Lepu Healthcare (300003): Innovation under pressure in the 2nd quarter, consumption and international transformation continued to advance

中金公司 ·  Aug 28, 2023 00:00

1H23 performance is lower than we expected.

The company announced 1H23 results: revenue of 4.3 billion yuan,-19% compared with the same period last year; net profit of return to home / deduction of non-return to mother was 960 million yuan, respectively, compared with 28% of the same period last year. Take a look at the second quarter alone: the income is 1.86 billion yuan,-33% compared with the same period last year; the net profit of returning to the mother / deducting non-returning to the mother is 360 million yuan respectively, compared with 52% of the same period last year. Due to the failure of Jiangsu collection of cardiovascular generic drugs and the decline in emergency-related business, the results in the first half and second quarter were lower than we expected.

Trend of development

The pressure in the second quarter was mainly due to the decline in emergency business and the failure to win the bid for generic drug collection. The company said that in the first half of 2022, the emergency business contributed about 1 billion yuan of revenue (including antigens, equipment and reagents, etc.), which declined in the same period this year. In addition, clopidogrel and Atto vastatin calcium failed to win the bid in the second collection of calcium in Jiangsu Province, local income declined and needed channel compensation, which affected the pharmaceutical sector 1H23 revenue year-on-year-8.5% compared with the same period last year. In addition to the above two items, in the first half of 2023, the company said that the year-on-year growth rate of routine business income of medical devices was 10-11%, that of cardiovascular intervention innovative products was + 13%, that of coronary drug ball and cutting balloon implantation was + 40%, that of stapler was + 30%, that of anesthetic equipment was slightly higher than that of the same period last year, mainly because the purchase intention of dealers was affected by the expectation of collection. The income of medical services and health management was + 15% compared with the same period last year, of which the income of Hefei Cardiovascular Hospital was + 70% year-on-year. Despite the recent restructuring of the health care industry, management said it had not yet adjusted the 2023 non-net profit target corresponding to equity incentives and would go all out in the second half of the year.

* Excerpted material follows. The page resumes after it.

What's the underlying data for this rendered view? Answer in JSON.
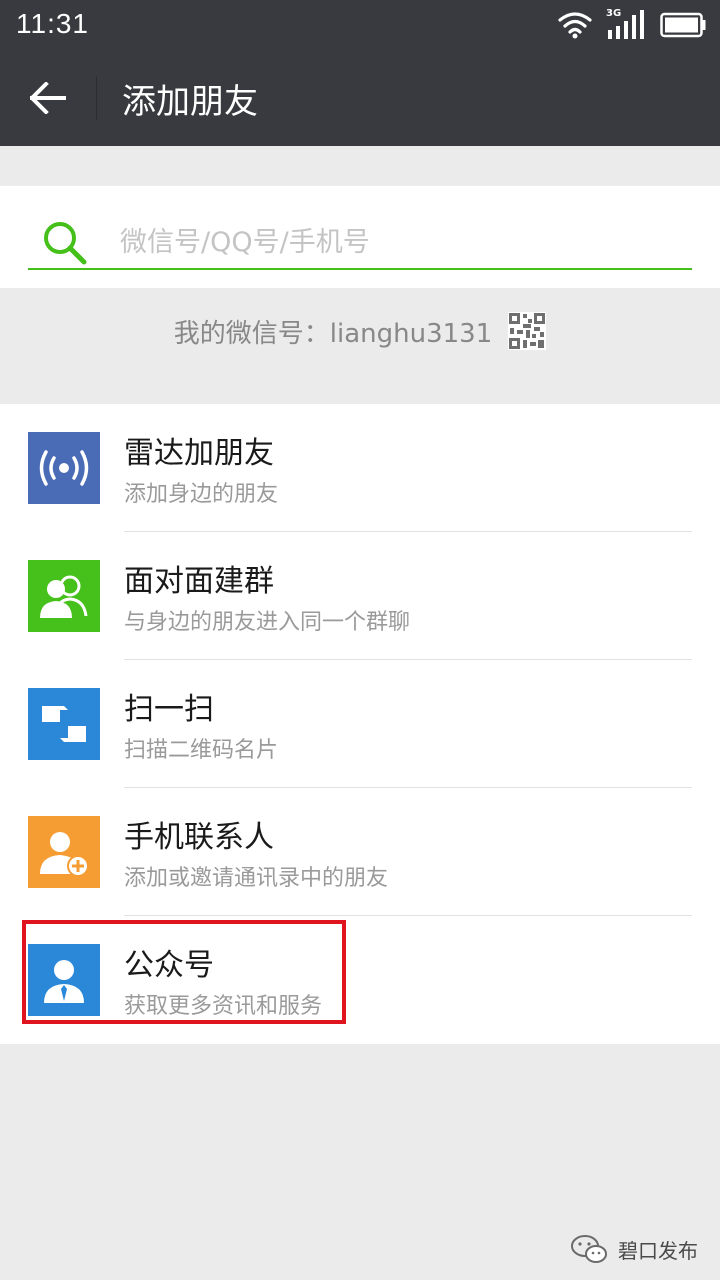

The innovation pipeline was carried out as scheduled. The company expects that products such as degradable PFO occluder, coronary sonic balloon, radiofrequency ablation needle of atrial septum, glargine insulin and so on will be approved in the near future; cryoablation balloon has recently entered the clinical stage, Dulapeptide-like drugs are in clinical phase 3, and Simelug peptide-like drugs will be declared IND in 1Q24. In addition, the company has reached a holding agreement with Minwei Bio, the GLP-1/GCGR/GIP-Fc 3 target molecule independently developed by the latter is in the clinical phase 1, and a number of innovative products with different indications such as weight loss, fat reduction, non-alcoholic fatty liver, heart failure and so on are being developed. In addition, the company said that it will continue to pay attention to ophthalmology, skin, oral and other consumer business, as well as the international layout of various business lines, and strive to reduce the proportion of domestic public hospital income in the future.

Profit forecast and valuation

Taking into account the decline in emergency business year-on-year, drug collection pressure and other factors, we respectively cut the forecast of 24-year non-net profit deducted by 13% from 13% to 21.4 million RMB, corresponding to the 24-year deduction price-to-earnings ratio of 16,14 times for 2023 Universe. We maintain our outperform industry rating, lowering our target price by 10% to 27.5 yuan, corresponding to a 24-year non-price-to-earnings ratio of 24 times 2023 Universe, which is 51% higher than the current share price.

Risk

The impact of collection is higher than expected, the competition pattern is deteriorating, the promotion of new products is not as expected, and the internationalization is not as expected.

The translation is provided by third-party software.